1. Wie krijgt kinderopvangtoeslag? 1.1 Voorwaarden Als u gebruik maakt van kinderopvang, kunt u een bijdrage krijgen in de kosten. Om in aanmerking te komen voor kinderopvangtoeslag moet u wel aan de onderstaande voorwaarden voldoen. •
• • • •
• •
U hebt één of meer inwonende kinderen die gebruikmaken van geregistreerde kinderopvang. Uw opvangorganisatie moet geregistreerd zijn bij de gemeente. Dit kan ene kinderdagverblijf, crèche, gastouder of buitenschoolse opvang zijn. Uw kind(eren) staan bij de gemeente ingeschreven op uw woonadres. Het kind waarvoor u kinderopvangtoeslag vraagt, zit nog niet op het voortgezet onderwijs. U of uw toeslagpartner betaalt de kosten voor kinderopvang. U hebt de Nederlandse nationaliteit of een geldige verblijfsvergunning of u woont in een EU-land, Noorwegen, IJsland, Liechtenstein of Zwitserland. Dit geldt ook voor uw toeslagpartner en kind(eren). U krijgt kinderbijslag, of u geeft per kwartaal minimaal €400 uit aan de kosten voor het levensonderhoud per kind. U werkt, of u krijgt een bijdrage in de kosten van kinderopvang van het UWV of de gemeente. U werkt in loondienst, u hebt winst uit onderneming of inkomsten uit andere werkzaamheden. Of u werkt mee in de onderneming van uw toeslagpartner (als deze ook uw fiscaal partner is). Hebt u geen werk, woont of werkt u in het buitenland of bent u co-ouder of alleenstaande ouder? Kijk dan op pag. 4 bij bijzondere situaties.

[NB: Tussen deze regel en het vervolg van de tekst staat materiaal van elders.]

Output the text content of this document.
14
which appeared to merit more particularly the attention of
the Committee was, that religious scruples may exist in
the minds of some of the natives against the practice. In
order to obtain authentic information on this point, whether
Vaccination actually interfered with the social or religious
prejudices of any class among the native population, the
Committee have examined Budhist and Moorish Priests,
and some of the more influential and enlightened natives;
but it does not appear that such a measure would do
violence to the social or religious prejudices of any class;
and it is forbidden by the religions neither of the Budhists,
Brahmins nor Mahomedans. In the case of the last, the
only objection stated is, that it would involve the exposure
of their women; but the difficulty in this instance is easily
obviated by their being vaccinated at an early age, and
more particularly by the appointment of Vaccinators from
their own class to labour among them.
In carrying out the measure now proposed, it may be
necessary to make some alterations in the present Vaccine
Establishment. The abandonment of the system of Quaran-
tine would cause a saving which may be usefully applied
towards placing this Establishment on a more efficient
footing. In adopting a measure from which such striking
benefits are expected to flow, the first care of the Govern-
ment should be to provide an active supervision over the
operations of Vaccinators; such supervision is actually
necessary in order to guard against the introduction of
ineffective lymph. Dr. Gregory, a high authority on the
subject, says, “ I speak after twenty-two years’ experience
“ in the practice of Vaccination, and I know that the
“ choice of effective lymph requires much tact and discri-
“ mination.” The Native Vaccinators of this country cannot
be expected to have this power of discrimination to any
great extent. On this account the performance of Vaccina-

1.2 Toeslagpartner Uw echtgenoot of geregistreerd partner is uw toeslagpartner. Maar ook iemand anders met wie u samenwoont kan uw toeslagpartner zijn. Bijvoorbeeld een vriend, vriendin, broer of zus. Kijk voor meer informatie op www.toeslagen.nl of in de toelichting bij het aanvraag- of wijzigingsformulier.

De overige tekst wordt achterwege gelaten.